August 23 is celebrated as “Internaut Day” (from ‘internet’ and ‘astronaut’), marking the anniversary of that date in 1991 when Tim Berners-Lee opened the World Wide Web to all who wished to access it.

I remember browsing the Internet for the first time in 1995 in a multimedia laboratory in Technische Hochschule Nürnberg on a NEXT machine. The laboratory had a “Gib Gates Keine Chance” sticker on the front door. I came back to Romania with 5 boxes of 1.2′ floppy disks filled with Windows 3.1 and pictures of Claudia Schiffer saved from Lycos and Altavista.

When I got home I could not stop thinking about how cool Internet was and I wanted to explore more. I found a book on Internet and then got a free dial-up connection from Pcnet. They were giving free connections and UUCP emails to students.

I was using some email bot that accepted email commands and it was sending me web pages I requested as email attachment. I joined all the local mailing lists and Bulletin Board Systems (BBS). I even had my own BBS at some point but it was never very successful.  I went to meetings (Romantic List) and was enjoying this new universe that I just discovered.

My first Internet nickname was Mycroft. Everybody said it comes from Microsoft but a selected few knew the real origins – Mycroft was Sherlock Holmes’s brother from Arthur Conan Doyle books that I was enjoying at that age. Mycroft evolved to Webmyc which in my head was an acronym for my future web development business: WEB Me+You=Create. I still use it on Twitter. Follow me! 🙂

In high-school, my physics teacher, Teodoru Gugoiu, translated a couple of books on HTML and I was fascinated that his son who was only 7-9 years old was already “developing” web sites using Microsoft Power Point and Save as HTML option.

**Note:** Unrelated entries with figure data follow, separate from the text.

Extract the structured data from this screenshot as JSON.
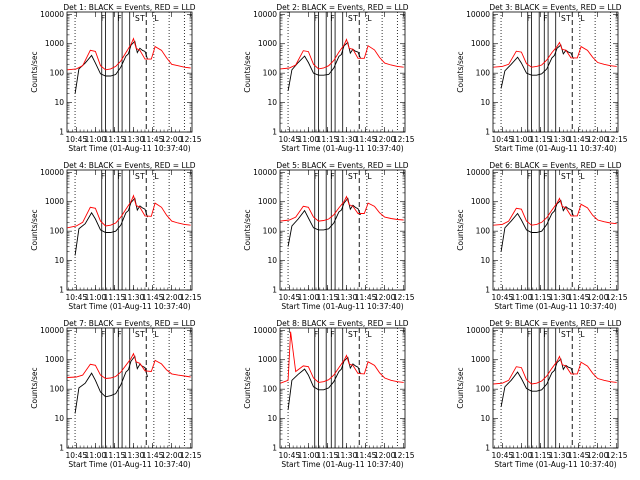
{
  "figure": {
    "xlabel": "Start Time (01-Aug-11 10:37:40)",
    "ylabel": "Counts/sec",
    "x_tick_labels": [
      "10:45",
      "11:00",
      "11:15",
      "11:30",
      "11:45",
      "12:00",
      "12:15"
    ],
    "y_tick_labels": [
      "1",
      "10",
      "100",
      "1000",
      "10000"
    ],
    "band_labels": [
      "F",
      "F",
      "S",
      "T",
      "L"
    ],
    "colors": {
      "events": "#000000",
      "lld": "#ff0000",
      "axes": "#000000"
    }
  },
  "chart_data": [
    {
      "type": "line",
      "title": "Det  1: BLACK = Events, RED = LLD",
      "xlim": [
        "10:37:40",
        "12:16:00"
      ],
      "ylim": [
        1,
        12000
      ],
      "yscale": "log",
      "series": [
        {
          "name": "BLACK = Events",
          "x": [
            "10:44",
            "10:47",
            "10:52",
            "10:57",
            "11:00",
            "11:04",
            "11:08",
            "11:12",
            "11:16",
            "11:20",
            "11:24",
            "11:26",
            "11:28",
            "11:31",
            "11:33",
            "11:35",
            "11:37",
            "11:39",
            "11:41"
          ],
          "y": [
            20,
            140,
            220,
            400,
            220,
            95,
            80,
            80,
            90,
            160,
            380,
            450,
            900,
            1200,
            500,
            700,
            600,
            550,
            300
          ]
        },
        {
          "name": "RED = LLD",
          "x": [
            "10:38",
            "10:45",
            "10:50",
            "10:56",
            "11:00",
            "11:04",
            "11:08",
            "11:12",
            "11:16",
            "11:20",
            "11:24",
            "11:28",
            "11:30",
            "11:32",
            "11:35",
            "11:39",
            "11:44",
            "11:47",
            "11:52",
            "11:56",
            "12:00",
            "12:05",
            "12:10",
            "12:15"
          ],
          "y": [
            130,
            140,
            180,
            600,
            550,
            180,
            130,
            140,
            170,
            260,
            500,
            950,
            1500,
            700,
            600,
            300,
            300,
            800,
            600,
            330,
            200,
            180,
            160,
            150
          ]
        }
      ]
    },
    {
      "type": "line",
      "title": "Det  2: BLACK = Events, RED = LLD",
      "xlim": [
        "10:37:40",
        "12:16:00"
      ],
      "ylim": [
        1,
        12000
      ],
      "yscale": "log",
      "series": [
        {
          "name": "BLACK = Events",
          "x": [
            "10:44",
            "10:47",
            "10:52",
            "10:57",
            "11:00",
            "11:04",
            "11:08",
            "11:12",
            "11:16",
            "11:20",
            "11:24",
            "11:26",
            "11:28",
            "11:31",
            "11:33",
            "11:35",
            "11:37",
            "11:39",
            "11:41"
          ],
          "y": [
            25,
            130,
            230,
            380,
            230,
            100,
            85,
            85,
            90,
            150,
            370,
            430,
            850,
            1100,
            480,
            650,
            560,
            520,
            320
          ]
        },
        {
          "name": "RED = LLD",
          "x": [
            "10:38",
            "10:45",
            "10:50",
            "10:56",
            "11:00",
            "11:04",
            "11:08",
            "11:12",
            "11:16",
            "11:20",
            "11:24",
            "11:28",
            "11:30",
            "11:32",
            "11:35",
            "11:39",
            "11:44",
            "11:47",
            "11:52",
            "11:56",
            "12:00",
            "12:05",
            "12:10",
            "12:15"
          ],
          "y": [
            140,
            150,
            190,
            580,
            540,
            200,
            140,
            150,
            180,
            270,
            520,
            900,
            1400,
            700,
            650,
            320,
            320,
            850,
            620,
            340,
            220,
            190,
            170,
            160
          ]
        }
      ]
    },
    {
      "type": "line",
      "title": "Det  3: BLACK = Events, RED = LLD",
      "xlim": [
        "10:37:40",
        "12:16:00"
      ],
      "ylim": [
        1,
        12000
      ],
      "yscale": "log",
      "series": [
        {
          "name": "BLACK = Events",
          "x": [
            "10:44",
            "10:47",
            "10:52",
            "10:57",
            "11:00",
            "11:04",
            "11:08",
            "11:12",
            "11:16",
            "11:20",
            "11:24",
            "11:26",
            "11:28",
            "11:31",
            "11:33",
            "11:35",
            "11:37",
            "11:39",
            "11:41"
          ],
          "y": [
            30,
            120,
            200,
            350,
            220,
            100,
            85,
            85,
            95,
            140,
            330,
            400,
            700,
            900,
            450,
            600,
            520,
            480,
            310
          ]
        },
        {
          "name": "RED = LLD",
          "x": [
            "10:38",
            "10:45",
            "10:50",
            "10:56",
            "11:00",
            "11:04",
            "11:08",
            "11:12",
            "11:16",
            "11:20",
            "11:24",
            "11:28",
            "11:30",
            "11:32",
            "11:35",
            "11:39",
            "11:44",
            "11:47",
            "11:52",
            "11:56",
            "12:00",
            "12:05",
            "12:10",
            "12:15"
          ],
          "y": [
            160,
            170,
            200,
            560,
            520,
            210,
            160,
            170,
            190,
            280,
            500,
            800,
            1100,
            650,
            600,
            330,
            330,
            800,
            600,
            350,
            230,
            200,
            180,
            170
          ]
        }
      ]
    },
    {
      "type": "line",
      "title": "Det  4: BLACK = Events, RED = LLD",
      "xlim": [
        "10:37:40",
        "12:16:00"
      ],
      "ylim": [
        1,
        12000
      ],
      "yscale": "log",
      "series": [
        {
          "name": "BLACK = Events",
          "x": [
            "10:44",
            "10:47",
            "10:52",
            "10:57",
            "11:00",
            "11:04",
            "11:08",
            "11:12",
            "11:16",
            "11:20",
            "11:24",
            "11:26",
            "11:28",
            "11:31",
            "11:33",
            "11:35",
            "11:37",
            "11:39",
            "11:41"
          ],
          "y": [
            15,
            120,
            180,
            420,
            260,
            110,
            90,
            90,
            100,
            160,
            420,
            500,
            950,
            1300,
            520,
            720,
            620,
            560,
            300
          ]
        },
        {
          "name": "RED = LLD",
          "x": [
            "10:38",
            "10:45",
            "10:50",
            "10:56",
            "11:00",
            "11:04",
            "11:08",
            "11:12",
            "11:16",
            "11:20",
            "11:24",
            "11:28",
            "11:30",
            "11:32",
            "11:35",
            "11:39",
            "11:44",
            "11:47",
            "11:52",
            "11:56",
            "12:00",
            "12:05",
            "12:10",
            "12:15"
          ],
          "y": [
            130,
            150,
            200,
            650,
            600,
            220,
            150,
            160,
            190,
            300,
            560,
            1000,
            1600,
            750,
            650,
            330,
            320,
            900,
            650,
            350,
            220,
            190,
            170,
            160
          ]
        }
      ]
    },
    {
      "type": "line",
      "title": "Det  5: BLACK = Events, RED = LLD",
      "xlim": [
        "10:37:40",
        "12:16:00"
      ],
      "ylim": [
        1,
        12000
      ],
      "yscale": "log",
      "series": [
        {
          "name": "BLACK = Events",
          "x": [
            "10:44",
            "10:47",
            "10:52",
            "10:57",
            "11:00",
            "11:04",
            "11:08",
            "11:12",
            "11:16",
            "11:20",
            "11:24",
            "11:26",
            "11:28",
            "11:31",
            "11:33",
            "11:35",
            "11:37",
            "11:39",
            "11:41"
          ],
          "y": [
            30,
            150,
            260,
            500,
            280,
            130,
            110,
            110,
            120,
            190,
            450,
            520,
            900,
            1300,
            560,
            760,
            640,
            580,
            360
          ]
        },
        {
          "name": "RED = LLD",
          "x": [
            "10:38",
            "10:45",
            "10:50",
            "10:56",
            "11:00",
            "11:04",
            "11:08",
            "11:12",
            "11:16",
            "11:20",
            "11:24",
            "11:28",
            "11:30",
            "11:32",
            "11:35",
            "11:39",
            "11:44",
            "11:47",
            "11:52",
            "11:56",
            "12:00",
            "12:05",
            "12:10",
            "12:15"
          ],
          "y": [
            220,
            240,
            300,
            700,
            650,
            300,
            220,
            230,
            260,
            360,
            620,
            1000,
            1500,
            800,
            700,
            400,
            400,
            900,
            700,
            420,
            300,
            270,
            250,
            240
          ]
        }
      ]
    },
    {
      "type": "line",
      "title": "Det  6: BLACK = Events, RED = LLD",
      "xlim": [
        "10:37:40",
        "12:16:00"
      ],
      "ylim": [
        1,
        12000
      ],
      "yscale": "log",
      "series": [
        {
          "name": "BLACK = Events",
          "x": [
            "10:44",
            "10:47",
            "10:52",
            "10:57",
            "11:00",
            "11:04",
            "11:08",
            "11:12",
            "11:16",
            "11:20",
            "11:24",
            "11:26",
            "11:28",
            "11:31",
            "11:33",
            "11:35",
            "11:37",
            "11:39",
            "11:41"
          ],
          "y": [
            20,
            130,
            220,
            400,
            240,
            110,
            90,
            90,
            100,
            170,
            400,
            480,
            850,
            1100,
            500,
            680,
            580,
            540,
            320
          ]
        },
        {
          "name": "RED = LLD",
          "x": [
            "10:38",
            "10:45",
            "10:50",
            "10:56",
            "11:00",
            "11:04",
            "11:08",
            "11:12",
            "11:16",
            "11:20",
            "11:24",
            "11:28",
            "11:30",
            "11:32",
            "11:35",
            "11:39",
            "11:44",
            "11:47",
            "11:52",
            "11:56",
            "12:00",
            "12:05",
            "12:10",
            "12:15"
          ],
          "y": [
            160,
            170,
            220,
            600,
            560,
            220,
            160,
            170,
            200,
            290,
            520,
            900,
            1300,
            700,
            620,
            330,
            330,
            820,
            620,
            350,
            240,
            210,
            190,
            180
          ]
        }
      ]
    },
    {
      "type": "line",
      "title": "Det  7: BLACK = Events, RED = LLD",
      "xlim": [
        "10:37:40",
        "12:16:00"
      ],
      "ylim": [
        1,
        12000
      ],
      "yscale": "log",
      "series": [
        {
          "name": "BLACK = Events",
          "x": [
            "10:44",
            "10:47",
            "10:52",
            "10:57",
            "11:00",
            "11:04",
            "11:08",
            "11:12",
            "11:16",
            "11:20",
            "11:24",
            "11:26",
            "11:28",
            "11:31",
            "11:33",
            "11:35",
            "11:37",
            "11:39",
            "11:41"
          ],
          "y": [
            15,
            110,
            160,
            350,
            200,
            80,
            55,
            60,
            70,
            140,
            380,
            460,
            900,
            1300,
            500,
            700,
            600,
            540,
            260
          ]
        },
        {
          "name": "RED = LLD",
          "x": [
            "10:38",
            "10:45",
            "10:50",
            "10:56",
            "11:00",
            "11:04",
            "11:08",
            "11:12",
            "11:16",
            "11:20",
            "11:24",
            "11:28",
            "11:30",
            "11:32",
            "11:35",
            "11:39",
            "11:44",
            "11:47",
            "11:52",
            "11:56",
            "12:00",
            "12:05",
            "12:10",
            "12:15"
          ],
          "y": [
            250,
            260,
            300,
            700,
            650,
            300,
            230,
            240,
            270,
            380,
            650,
            1100,
            1600,
            850,
            750,
            420,
            400,
            950,
            720,
            450,
            330,
            300,
            280,
            260
          ]
        }
      ]
    },
    {
      "type": "line",
      "title": "Det  8: BLACK = Events, RED = LLD",
      "xlim": [
        "10:37:40",
        "12:16:00"
      ],
      "ylim": [
        1,
        12000
      ],
      "yscale": "log",
      "series": [
        {
          "name": "BLACK = Events",
          "x": [
            "10:44",
            "10:47",
            "10:52",
            "10:57",
            "11:00",
            "11:04",
            "11:08",
            "11:12",
            "11:16",
            "11:20",
            "11:24",
            "11:26",
            "11:28",
            "11:31",
            "11:33",
            "11:35",
            "11:37",
            "11:39",
            "11:41"
          ],
          "y": [
            20,
            200,
            320,
            480,
            300,
            120,
            95,
            95,
            110,
            180,
            400,
            480,
            900,
            1200,
            520,
            720,
            620,
            560,
            330
          ]
        },
        {
          "name": "RED = LLD",
          "x": [
            "10:38",
            "10:44",
            "10:46",
            "10:50",
            "10:56",
            "11:00",
            "11:04",
            "11:08",
            "11:12",
            "11:16",
            "11:20",
            "11:24",
            "11:28",
            "11:30",
            "11:32",
            "11:35",
            "11:39",
            "11:44",
            "11:47",
            "11:52",
            "11:56",
            "12:00",
            "12:05",
            "12:10",
            "12:15"
          ],
          "y": [
            160,
            200,
            9000,
            400,
            620,
            580,
            240,
            170,
            180,
            210,
            300,
            540,
            950,
            1400,
            720,
            640,
            340,
            330,
            850,
            640,
            360,
            240,
            200,
            180,
            170
          ]
        }
      ]
    },
    {
      "type": "line",
      "title": "Det  9: BLACK = Events, RED = LLD",
      "xlim": [
        "10:37:40",
        "12:16:00"
      ],
      "ylim": [
        1,
        12000
      ],
      "yscale": "log",
      "series": [
        {
          "name": "BLACK = Events",
          "x": [
            "10:44",
            "10:47",
            "10:52",
            "10:57",
            "11:00",
            "11:04",
            "11:08",
            "11:12",
            "11:16",
            "11:20",
            "11:24",
            "11:26",
            "11:28",
            "11:31",
            "11:33",
            "11:35",
            "11:37",
            "11:39",
            "11:41"
          ],
          "y": [
            25,
            120,
            200,
            380,
            230,
            105,
            85,
            85,
            95,
            150,
            360,
            430,
            800,
            1050,
            470,
            640,
            560,
            520,
            310
          ]
        },
        {
          "name": "RED = LLD",
          "x": [
            "10:38",
            "10:45",
            "10:50",
            "10:56",
            "11:00",
            "11:04",
            "11:08",
            "11:12",
            "11:16",
            "11:20",
            "11:24",
            "11:28",
            "11:30",
            "11:32",
            "11:35",
            "11:39",
            "11:44",
            "11:47",
            "11:52",
            "11:56",
            "12:00",
            "12:05",
            "12:10",
            "12:15"
          ],
          "y": [
            150,
            160,
            200,
            580,
            540,
            210,
            150,
            160,
            190,
            280,
            510,
            880,
            1300,
            690,
            610,
            330,
            330,
            820,
            610,
            350,
            230,
            200,
            180,
            170
          ]
        }
      ]
    }
  ]
}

I had my first website on Geocities and it had a dark background and a lot of animated GIFs. I was creating websites in the first WYSIWYG html editor – Netscape Composer. I then discovered Coffee Cup and after my trial expired wrote them an email saying that I was just learning to create websites and I loved their editor but cannot afford the full version and asked them to extend my trial. They gave me a life-time license and I was the happiest kid on the block.

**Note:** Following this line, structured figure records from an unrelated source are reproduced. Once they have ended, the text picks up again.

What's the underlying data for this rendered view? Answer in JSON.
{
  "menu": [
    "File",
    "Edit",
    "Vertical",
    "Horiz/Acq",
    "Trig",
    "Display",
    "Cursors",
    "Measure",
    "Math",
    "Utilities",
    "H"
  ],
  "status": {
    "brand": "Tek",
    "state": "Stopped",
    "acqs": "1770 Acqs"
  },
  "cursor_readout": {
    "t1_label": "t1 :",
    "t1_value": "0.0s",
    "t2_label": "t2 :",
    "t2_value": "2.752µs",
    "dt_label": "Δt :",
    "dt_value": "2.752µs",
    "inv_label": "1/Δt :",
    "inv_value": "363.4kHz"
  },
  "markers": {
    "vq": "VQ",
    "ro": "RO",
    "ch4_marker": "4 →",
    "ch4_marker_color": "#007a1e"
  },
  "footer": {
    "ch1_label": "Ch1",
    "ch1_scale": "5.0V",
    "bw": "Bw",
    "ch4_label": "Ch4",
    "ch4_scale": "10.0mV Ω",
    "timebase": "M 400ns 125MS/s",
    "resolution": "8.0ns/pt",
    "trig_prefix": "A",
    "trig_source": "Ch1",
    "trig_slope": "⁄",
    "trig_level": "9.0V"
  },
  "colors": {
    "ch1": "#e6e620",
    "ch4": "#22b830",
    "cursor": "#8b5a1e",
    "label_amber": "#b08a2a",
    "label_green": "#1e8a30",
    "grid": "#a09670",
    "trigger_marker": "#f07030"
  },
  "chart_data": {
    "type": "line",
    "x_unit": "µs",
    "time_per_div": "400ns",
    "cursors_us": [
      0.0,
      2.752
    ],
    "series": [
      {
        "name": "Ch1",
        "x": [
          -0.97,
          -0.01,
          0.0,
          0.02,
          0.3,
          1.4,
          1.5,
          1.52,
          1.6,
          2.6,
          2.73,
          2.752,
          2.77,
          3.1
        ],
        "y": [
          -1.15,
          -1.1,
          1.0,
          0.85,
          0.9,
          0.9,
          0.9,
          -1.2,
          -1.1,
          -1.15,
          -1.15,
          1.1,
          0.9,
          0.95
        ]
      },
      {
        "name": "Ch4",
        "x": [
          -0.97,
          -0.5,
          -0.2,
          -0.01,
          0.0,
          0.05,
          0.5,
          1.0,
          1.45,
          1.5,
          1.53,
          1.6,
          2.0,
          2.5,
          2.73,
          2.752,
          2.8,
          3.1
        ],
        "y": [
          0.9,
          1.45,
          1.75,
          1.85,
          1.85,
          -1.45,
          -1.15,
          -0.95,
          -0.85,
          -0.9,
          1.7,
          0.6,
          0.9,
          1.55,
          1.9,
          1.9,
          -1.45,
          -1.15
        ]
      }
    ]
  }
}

Then Dreamweaver happened and I had my first jobs as a Web Designer and later a Web Developer. One of my first freelance portfolios is still online.

I’ve been dealing with online projects and teams ever since and have no regrets. After 21 years I am back to being a freelancer and I kept the same excitement that I always had right after hitting the return key after typing a URL.